The drawbacks include the risk of potential penalties for non-compliance with the ACA requirements for group health plans discussed above (e.g., the requirement to cover recommended preventive services without cost and not imposing any annual dollar limits on available benefits). At this time, there is no current guidance from either the Internal Revenue Service or the Department of Labor (the enforcement authorities for such requirements) on this type of policy.

Practically speaking, while it is not likely that the current administration would issue any applicable adverse regulatory guidance, a different administration after 2024 could readily announce a different enforcement policy with respect to these employer reimbursement arrangements (at which time, the policy might need to be reconsidered). Additionally, some states with strong anti-abortion positions may take the position that funding travel for abortion services may constitute “aiding and abetting” abortion services in violation of certain civil or criminal statutes.

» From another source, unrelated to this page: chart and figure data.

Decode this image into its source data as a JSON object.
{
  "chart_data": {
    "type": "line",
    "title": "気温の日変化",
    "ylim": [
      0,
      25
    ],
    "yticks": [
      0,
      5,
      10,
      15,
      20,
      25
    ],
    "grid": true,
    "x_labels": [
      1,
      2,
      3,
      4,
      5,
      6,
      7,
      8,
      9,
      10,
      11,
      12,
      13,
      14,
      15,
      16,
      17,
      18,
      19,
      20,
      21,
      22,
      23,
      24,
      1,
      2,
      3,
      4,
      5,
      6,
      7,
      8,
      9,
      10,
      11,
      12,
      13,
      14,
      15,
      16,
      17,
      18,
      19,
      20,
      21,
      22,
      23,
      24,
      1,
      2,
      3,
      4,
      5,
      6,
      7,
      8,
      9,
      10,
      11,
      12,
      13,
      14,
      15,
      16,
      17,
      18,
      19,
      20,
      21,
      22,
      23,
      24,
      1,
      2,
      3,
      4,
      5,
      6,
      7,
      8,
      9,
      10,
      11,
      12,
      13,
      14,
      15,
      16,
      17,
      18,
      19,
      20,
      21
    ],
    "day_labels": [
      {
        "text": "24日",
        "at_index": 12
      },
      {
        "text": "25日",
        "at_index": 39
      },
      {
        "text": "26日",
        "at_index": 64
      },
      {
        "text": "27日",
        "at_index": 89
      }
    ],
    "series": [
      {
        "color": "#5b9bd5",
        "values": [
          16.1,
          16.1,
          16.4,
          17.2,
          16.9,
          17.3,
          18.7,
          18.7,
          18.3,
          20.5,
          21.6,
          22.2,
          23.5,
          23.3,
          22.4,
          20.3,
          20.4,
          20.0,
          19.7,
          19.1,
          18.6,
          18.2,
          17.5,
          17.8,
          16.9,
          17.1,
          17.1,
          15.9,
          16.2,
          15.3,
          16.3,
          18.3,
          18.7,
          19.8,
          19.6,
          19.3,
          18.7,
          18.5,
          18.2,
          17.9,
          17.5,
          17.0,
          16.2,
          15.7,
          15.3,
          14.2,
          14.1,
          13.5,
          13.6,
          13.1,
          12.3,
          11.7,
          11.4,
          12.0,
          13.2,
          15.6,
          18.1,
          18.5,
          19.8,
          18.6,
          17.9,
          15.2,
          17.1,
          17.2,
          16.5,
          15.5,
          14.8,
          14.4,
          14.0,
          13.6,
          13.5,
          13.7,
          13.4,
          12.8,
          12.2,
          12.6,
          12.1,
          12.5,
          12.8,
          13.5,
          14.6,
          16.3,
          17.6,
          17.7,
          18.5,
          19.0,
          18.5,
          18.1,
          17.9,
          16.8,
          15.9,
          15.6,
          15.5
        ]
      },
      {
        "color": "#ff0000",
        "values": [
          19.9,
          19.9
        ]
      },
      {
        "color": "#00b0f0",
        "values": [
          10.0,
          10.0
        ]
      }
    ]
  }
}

Things to consider regardless of selected approach

Should the program be limited to abortion services only? Travel reimbursement programs limited to abortion are more likely to catch the eye of regulators in states that take anti-abortion positions. Therefore, employers should consider offering a broad-scope travel reimbursement program for all medical expenses. In fact, many group health plans already provide travel benefits for certain complicated procedures (such as transplants), so existing programs may easily be expanded. Also, following the Dobbs decision, it is anticipated that many states will likely target other health services (such as services related to gender dysphoria). An expansive program would cover these costs without requiring additional amendment.

What limits should be placed on the program? Reimbursable travel benefits typically include airfare, lodging, car rental, and meals. To help manage costs, employers can place maximum reimbursements on each of those categories, or an aggregate reimbursement maximum can be applied. Usually, limits are applied annually rather than a lifetime maximum benefit.

How will the information be communicated?  Keeping in mind that the situations in which employees will need to access these benefits will be highly personal and often very stressful, employers will want to be proactive with communication about the specific details of any benefits offered.

Will additional paid time off be made available for this purpose? Employers desiring to offer additional paid time off for reproductive health care should consider including details in any travel reimbursement policy or communication. Please note, however, that any paid time off policy available only to women for this purpose (i.e., and not made available to accompany a dependent for the same reason) may violate certain sex and/or gender discrimination laws.

In short, companies seeking to modify their policies, group health plans, and/or benefits packages to address gaps in equal access to healthcare post-Dobbs should speak with their employment and/or benefits attorneys to evaluate their risks and options.

Kimberly Harding is the deputy leader of Nixon Peabody’s litigation department and a partner in the labor & employment practice. She co-authored this column with Damian Myers, a partner in the corporate practice. Nixon Peabody summer associate Sarah Clancy assisted with the preparation of this article.

1 Please note that ERISA does not preempt state criminal laws, and it is possible that state attorneys general will seek to prosecute employers who “aid and abet” employees in obtaining abortion services out of state by funding their travel. At this juncture, it is not clear whether and how courts would react to criminalization of abortion services. They might narrow the exception from the ERISA preemption for broadly applicable criminal laws to exclude criminal sanctions for abortion services from this exception.